II. Compétences visées et cartographie des métiers
L’acquisition des savoirs de cette UE forge trois compétences stratégiques. D’abord, la maîtrise des modèles de planification du changement pour devenir consultant. Ensuite, la conception de stratégies d’innovation managériale pour évoluer comme manager de la transformation. Enfin, le pilotage de programmes d’évaluation territoriale pour officier comme chef de projet développement communautaire. Ces compétences répondent à un besoin critique en RDC : des professionnels capables de structurer la modernisation des organisations publiques, privées et associatives, garantissant leur pertinence et leur pérennité.
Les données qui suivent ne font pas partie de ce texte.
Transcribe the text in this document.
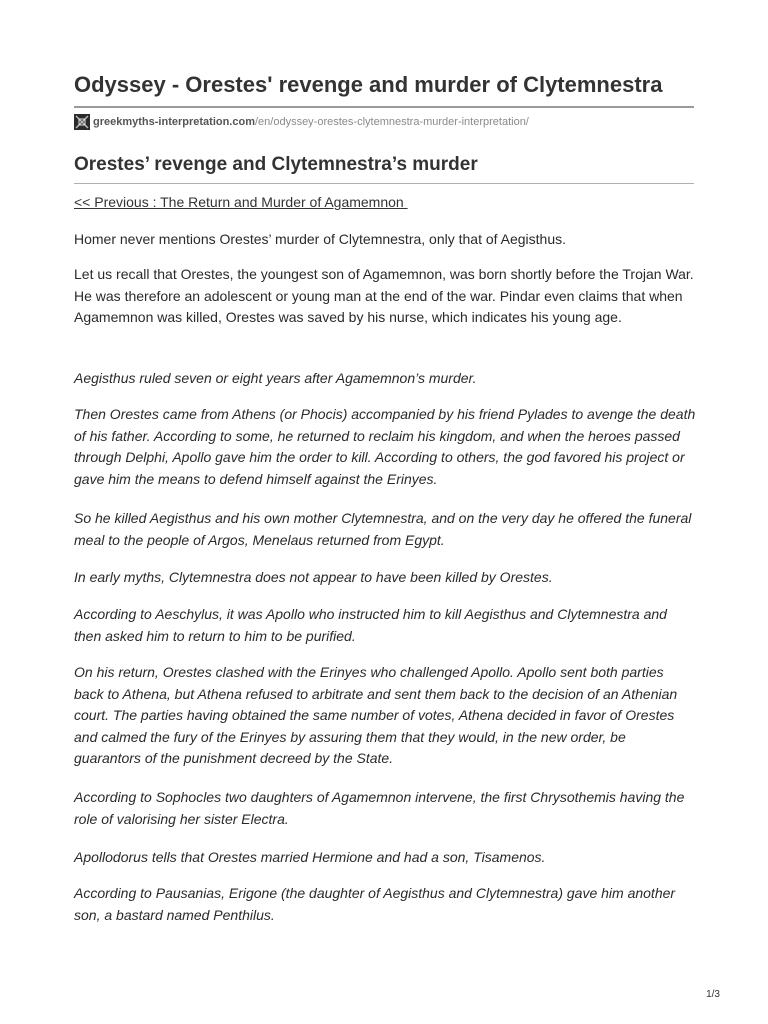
Odyssey - Orestes' revenge and murder of Clytemnestra
greekmyths-interpretation.com /en/odyssey-orestes-clytemnestra-murder-interpretation/
Orestes’ revenge and Clytemnestra’s murder
<< Previous : The Return and Murder of Agamemnon

Homer never mentions Orestes’ murder of Clytemnestra, only that of Aegisthus.

Let us recall that Orestes, the youngest son of Agamemnon, was born shortly before the Trojan War. He was therefore an adolescent or young man at the end of the war. Pindar even claims that when Agamemnon was killed, Orestes was saved by his nurse, which indicates his young age.

Aegisthus ruled seven or eight years after Agamemnon’s murder.

Then Orestes came from Athens (or Phocis) accompanied by his friend Pylades to avenge the death of his father. According to some, he returned to reclaim his kingdom, and when the heroes passed through Delphi, Apollo gave him the order to kill. According to others, the god favored his project or gave him the means to defend himself against the Erinyes.

So he killed Aegisthus and his own mother Clytemnestra, and on the very day he offered the funeral meal to the people of Argos, Menelaus returned from Egypt.

In early myths, Clytemnestra does not appear to have been killed by Orestes.

According to Aeschylus, it was Apollo who instructed him to kill Aegisthus and Clytemnestra and then asked him to return to him to be purified.

On his return, Orestes clashed with the Erinyes who challenged Apollo. Apollo sent both parties back to Athena, but Athena refused to arbitrate and sent them back to the decision of an Athenian court. The parties having obtained the same number of votes, Athena decided in favor of Orestes and calmed the fury of the Erinyes by assuring them that they would, in the new order, be guarantors of the punishment decreed by the State.

According to Sophocles two daughters of Agamemnon intervene, the first Chrysothemis having the role of valorising her sister Electra.

Apollodorus tells that Orestes married Hermione and had a son, Tisamenos.

According to Pausanias, Erigone (the daughter of Aegisthus and Clytemnestra) gave him another son, a bastard named Penthilus.

1/3
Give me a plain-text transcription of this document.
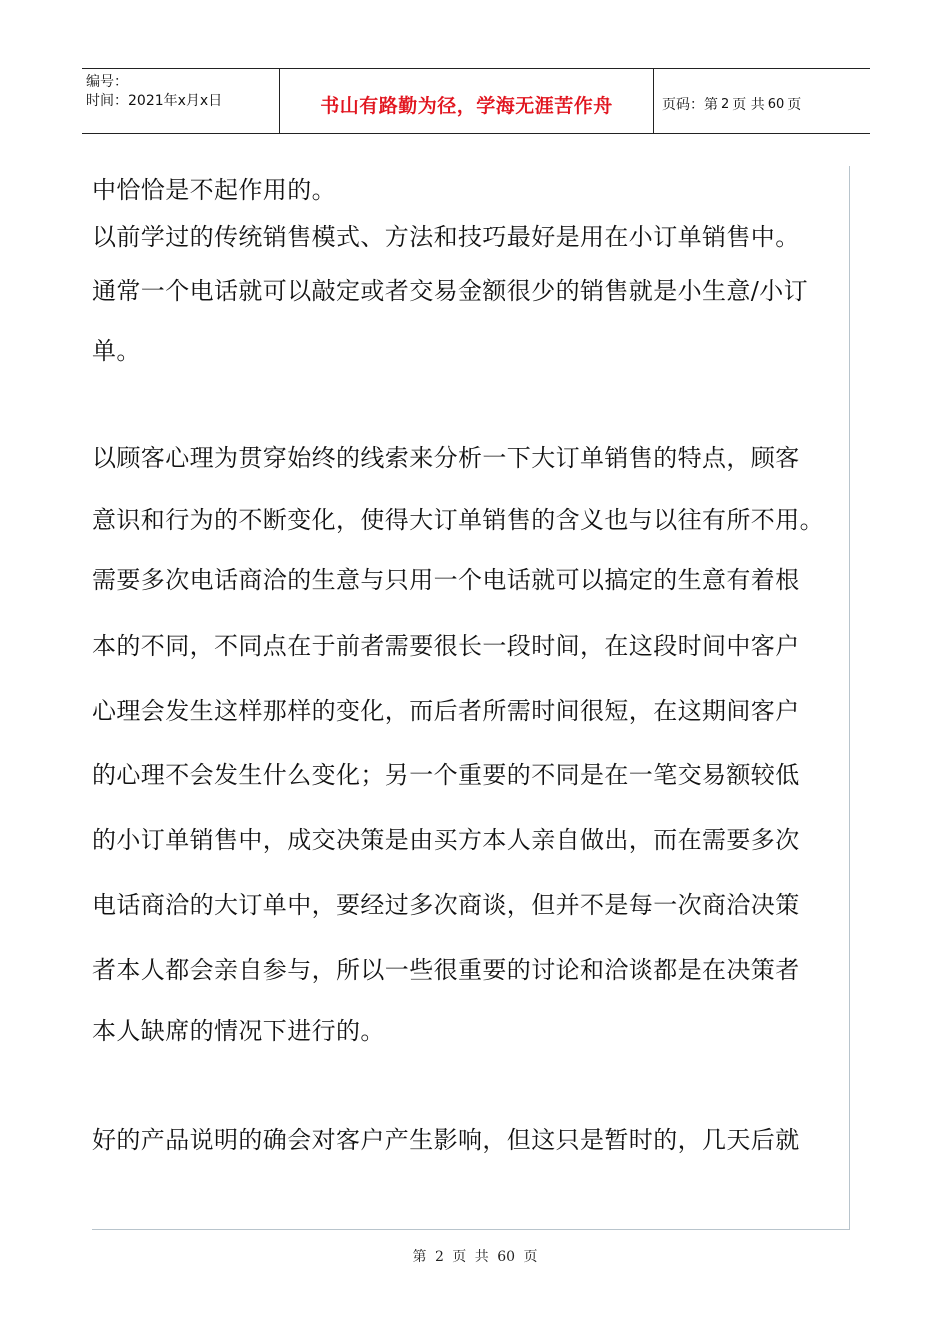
编号：
时间：2021年x月x日	书山有路勤为径，学海无涯苦作舟	页码：第 2 页 共 60 页
中恰恰是不起作用的。
以前学过的传统销售模式、方法和技巧最好是用在小订单销售中。
通常一个电话就可以敲定或者交易金额很少的销售就是小生意/小订
单。
以顾客心理为贯穿始终的线索来分析一下大订单销售的特点，顾客
意识和行为的不断变化，使得大订单销售的含义也与以往有所不用。
需要多次电话商洽的生意与只用一个电话就可以搞定的生意有着根
本的不同，不同点在于前者需要很长一段时间，在这段时间中客户
心理会发生这样那样的变化，而后者所需时间很短，在这期间客户
的心理不会发生什么变化；另一个重要的不同是在一笔交易额较低
的小订单销售中，成交决策是由买方本人亲自做出，而在需要多次
电话商洽的大订单中，要经过多次商谈，但并不是每一次商洽决策
者本人都会亲自参与，所以一些很重要的讨论和洽谈都是在决策者
本人缺席的情况下进行的。
好的产品说明的确会对客户产生影响，但这只是暂时的，几天后就
第 2 页 共 60 页
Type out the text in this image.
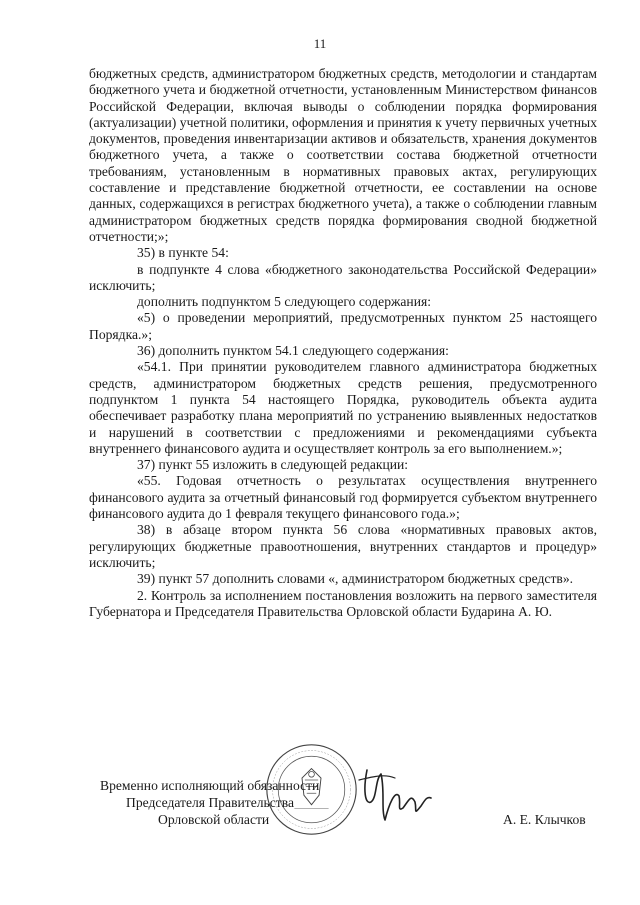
11

бюджетных средств, администратором бюджетных средств, методологии и стандартам бюджетного учета и бюджетной отчетности, установленным Министерством финансов Российской Федерации, включая выводы о соблюдении порядка формирования (актуализации) учетной политики, оформления и принятия к учету первичных учетных документов, проведения инвентаризации активов и обязательств, хранения документов бюджетного учета, а также о соответствии состава бюджетной отчетности требованиям, установленным в нормативных правовых актах, регулирующих составление и представление бюджетной отчетности, ее составлении на основе данных, содержащихся в регистрах бюджетного учета), а также о соблюдении главным администратором бюджетных средств порядка формирования сводной бюджетной отчетности;»;

35) в пункте 54:

в подпункте 4 слова «бюджетного законодательства Российской Федерации» исключить;

дополнить подпунктом 5 следующего содержания:

«5) о проведении мероприятий, предусмотренных пунктом 25 настоящего Порядка.»;

36) дополнить пунктом 54.1 следующего содержания:

«54.1. При принятии руководителем главного администратора бюджетных средств, администратором бюджетных средств решения, предусмотренного подпунктом 1 пункта 54 настоящего Порядка, руководитель объекта аудита обеспечивает разработку плана мероприятий по устранению выявленных недостатков и нарушений в соответствии с предложениями и рекомендациями субъекта внутреннего финансового аудита и осуществляет контроль за его выполнением.»;

37) пункт 55 изложить в следующей редакции:

«55. Годовая отчетность о результатах осуществления внутреннего финансового аудита за отчетный финансовый год формируется субъектом внутреннего финансового аудита до 1 февраля текущего финансового года.»;

38) в абзаце втором пункта 56 слова «нормативных правовых актов, регулирующих бюджетные правоотношения, внутренних стандартов и процедур» исключить;

39) пункт 57 дополнить словами «, администратором бюджетных средств».

2. Контроль за исполнением постановления возложить на первого заместителя Губернатора и Председателя Правительства Орловской области Бударина А. Ю.

Временно исполняющий обязанности
Председателя Правительства
Орловской области	А. Е. Клычков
III. Méthodologie d’évaluation et projet intégrateur
Votre évaluation repose sur une mise en situation radicalement pragmatique. Elle culmine avec la réalisation d’un projet intégrateur : l’audit complet d’une organisation congolaise de votre choix et la production d’une feuille de route détaillée pour sa transformation. Ce travail, défendu devant un jury, synthétisera votre capacité à appliquer les modèles de Lewin, Kotter et Schein à un cas réel. Il ne s’agit pas d’un exercice académique, mais de la première pièce de votre portfolio professionnel en tant que stratège du changement.
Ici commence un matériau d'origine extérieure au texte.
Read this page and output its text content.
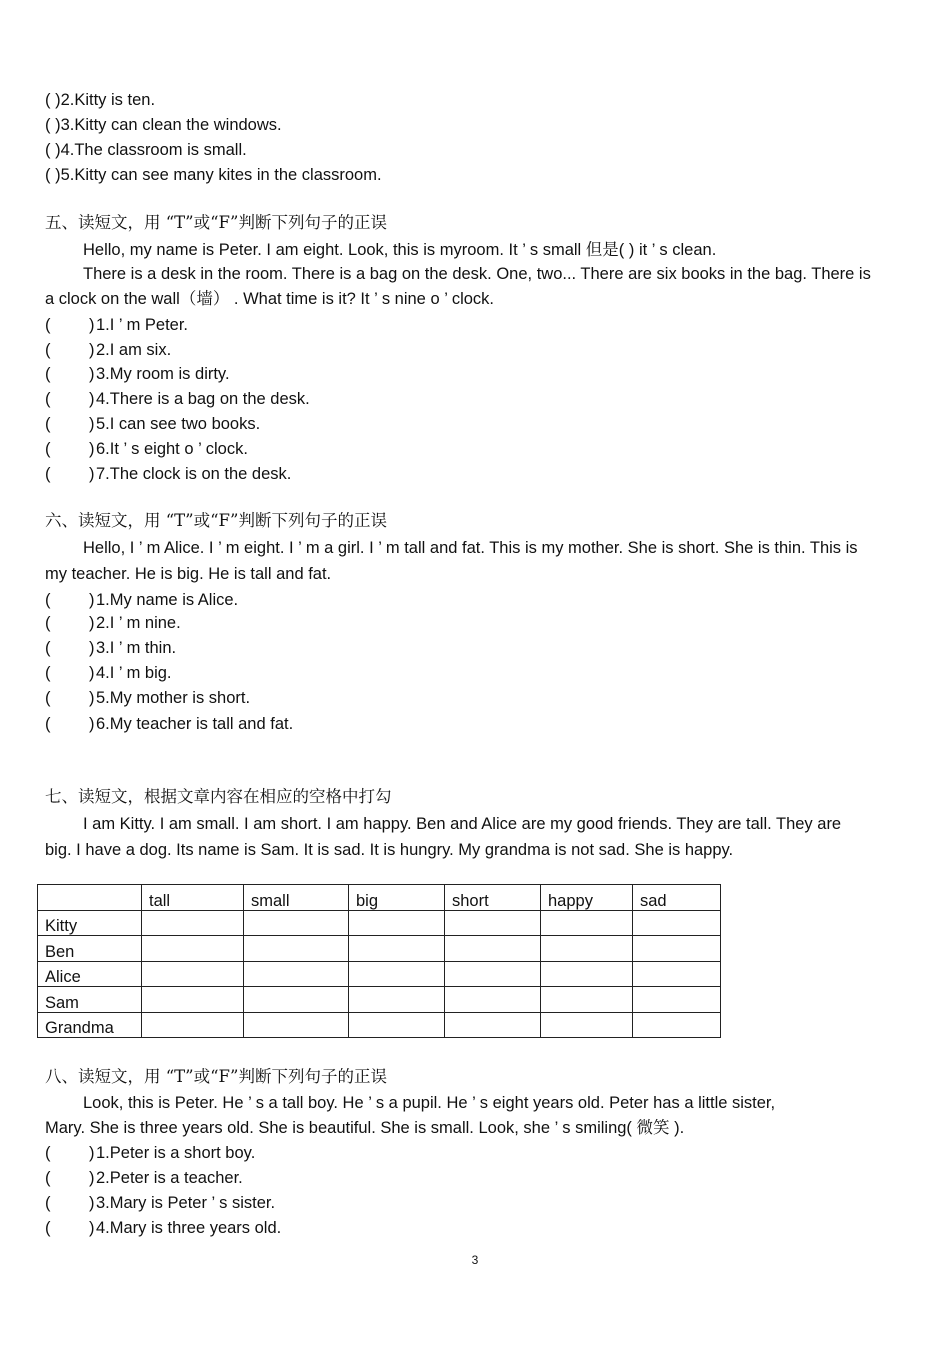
( )2.Kitty is ten.
( )3.Kitty can clean the windows.
( )4.The classroom is small.
( )5.Kitty can see many kites in the classroom.
五、读短文，用 “T”或“F”判断下列句子的正误
Hello, my name is Peter. I am eight. Look, this is myroom. It ’ s small 但是( ) it ’ s clean.
There is a desk in the room. There is a bag on the desk. One, two... There are six books in the bag. There is
a clock on the wall（墙） . What time is it? It ’ s nine o ’ clock.
( ) 1.I ’ m Peter.
( ) 2.I am six.
( ) 3.My room is dirty.
( ) 4.There is a bag on the desk.
( ) 5.I can see two books.
( ) 6.It ’ s eight o ’ clock.
( ) 7.The clock is on the desk.
六、读短文，用 “T”或“F”判断下列句子的正误
Hello, I ’ m Alice. I ’ m eight. I ’ m a girl. I ’ m tall and fat. This is my mother. She is short. She is thin. This is
my teacher. He is big. He is tall and fat.
( ) 1.My name is Alice.
( ) 2.I ’ m nine.
( ) 3.I ’ m thin.
( ) 4.I ’ m big.
( ) 5.My mother is short.
( ) 6.My teacher is tall and fat.
七、读短文，根据文章内容在相应的空格中打勾
I am Kitty. I am small. I am short. I am happy. Ben and Alice are my good friends. They are tall. They are
big. I have a dog. Its name is Sam. It is sad. It is hungry. My grandma is not sad. She is happy.
	tall	small	big	short	happy	sad
Kitty						
Ben						
Alice						
Sam						
Grandma						
八、读短文，用 “T”或“F”判断下列句子的正误
Look, this is Peter. He ’ s a tall boy. He ’ s a pupil. He ’ s eight years old. Peter has a little sister,
Mary. She is three years old. She is beautiful. She is small. Look, she ’ s smiling( 微笑 ).
( ) 1.Peter is a short boy.
( ) 2.Peter is a teacher.
( ) 3.Mary is Peter ’ s sister.
( ) 4.Mary is three years old.
3
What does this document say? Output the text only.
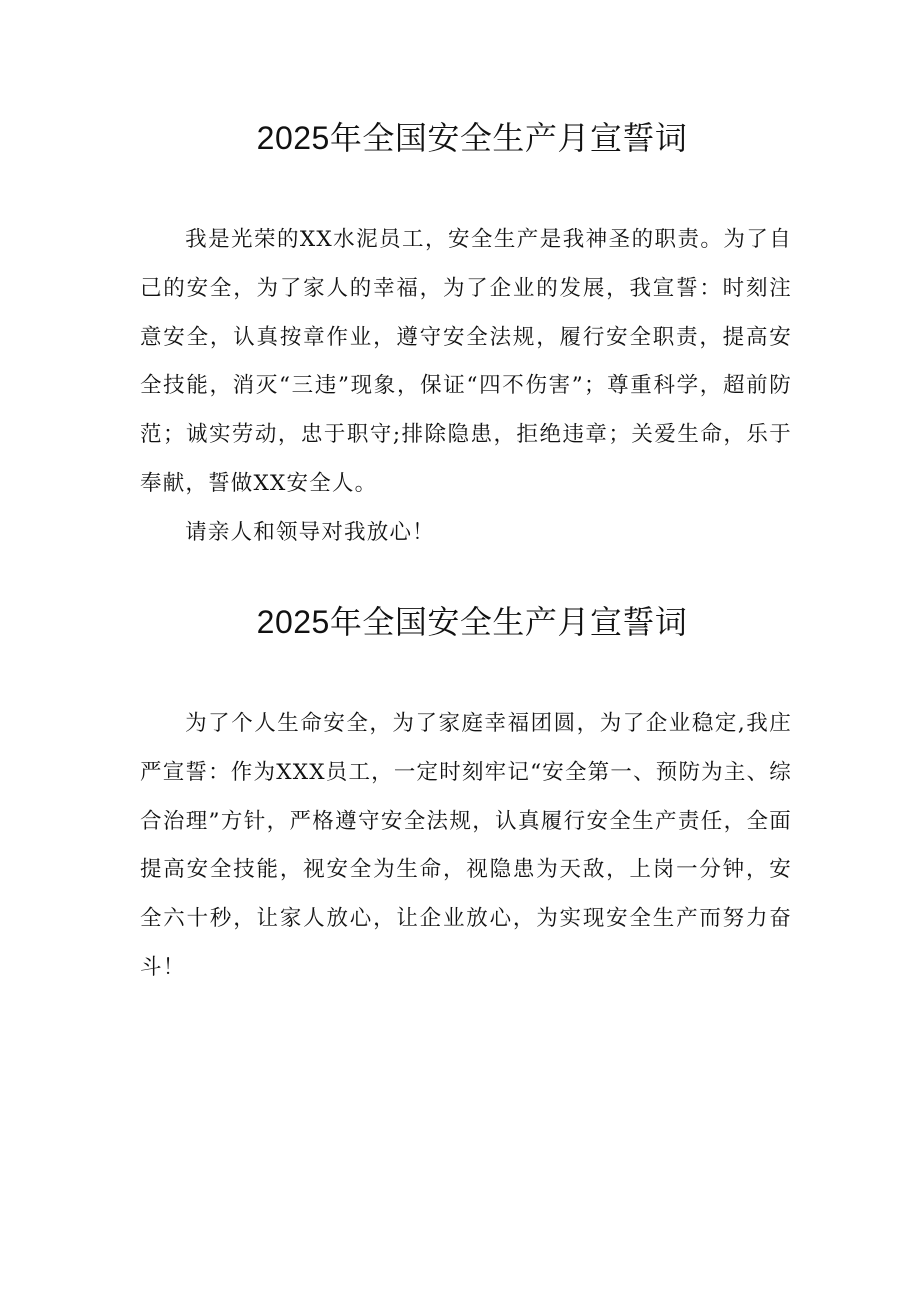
2025年全国安全生产月宣誓词

我是光荣的XX水泥员工，安全生产是我神圣的职责。为了自己的安全，为了家人的幸福，为了企业的发展，我宣誓：时刻注意安全，认真按章作业，遵守安全法规，履行安全职责，提高安全技能，消灭“三违”现象，保证“四不伤害”；尊重科学，超前防范；诚实劳动，忠于职守;排除隐患，拒绝违章；关爱生命，乐于奉献，誓做XX安全人。

请亲人和领导对我放心！

2025年全国安全生产月宣誓词

为了个人生命安全，为了家庭幸福团圆，为了企业稳定,我庄严宣誓：作为XXX员工，一定时刻牢记“安全第一、预防为主、综合治理”方针，严格遵守安全法规，认真履行安全生产责任，全面提高安全技能，视安全为生命，视隐患为天敌，上岗一分钟，安全六十秒，让家人放心，让企业放心，为实现安全生产而努力奋斗！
PARTIE 1 : FONDEMENTS ET MODÈLES CANONIQUES DU CHANGEMENT
Chapitre I. Archéologie du concept de changement organisationnel
Le concept de changement planifié, formalisé par Kurt Lewin dans les années 1940, constitue la pierre angulaire de cette discipline. Sa vision d’un processus en trois temps (dégel, mouvement, reconsolidation) offre une grille de lecture structurante pour toute intervention. Ce chapitre déconstruit cette genèse pour en extraire les principes opératoires. En analysant les premières tentatives de transformation au sein des institutions post-indépendance en RDC, l’étudiant forgera une compétence fondamentale : diagnostiquer la maturité d’une organisation et bâtir la séquence d’actions la plus efficiente pour initier une transition réussie.
I.1 Le modèle de Kurt Lewin (Dégel-Mouvement-Reconsolidation)
Fondamental dans la psychologie sociale, le modèle tripartite de Lewin analyse le changement comme une modification des forces qui maintiennent le statu quo d’un système. La phase de dégel prépare le terrain, le mouvement opère la transition et la reconsolidation ancre les nouvelles pratiques. Appliqué à l’informatisation d’une administration publique à Kinshasa, ce modèle permet de planifier la communication et la formation pour surmonter les résistances initiales. L’étudiant apprendra à séquencer une intervention pour minimiser les perturbations et maximiser l’adoption des nouvelles procédures.
I.2 La courbe du changement de Kübler-Ross
Initialement développée pour décrire les étapes du deuil, la courbe de Kübler-Ross offre un puissant outil prédictif des réactions émotionnelles face au changement (choc, déni, colère, négociation, dépression, acceptation). Transposée à la fusion de deux PME à Lubumbashi, elle permet d’anticiper le moral des équipes et de déployer un accompagnement managérial adapté à chaque phase. L’apprenant développera la capacité de cartographier le parcours émotionnel des collaborateurs et de concevoir des actions de soutien ciblées pour maintenir l’engagement et la productivité.
I.3 Les huit étapes de John Kotter
Face au constat d’échec de 70% des initiatives de changement, John Kotter propose en 1995 un processus opérationnel en huit étapes, de la création d’un sentiment d’urgence à l’ancrage des nouvelles approches dans la culture. Cette feuille de route est un standard pour piloter des transformations d’envergure, comme la mise en place d’une nouvelle politique qualité au sein de la GECAMINES. En maîtrisant cette séquence, l’étudiant sera capable de structurer un plan d’action complet, de mobiliser une coalition d’acteurs et de piloter la communication stratégique.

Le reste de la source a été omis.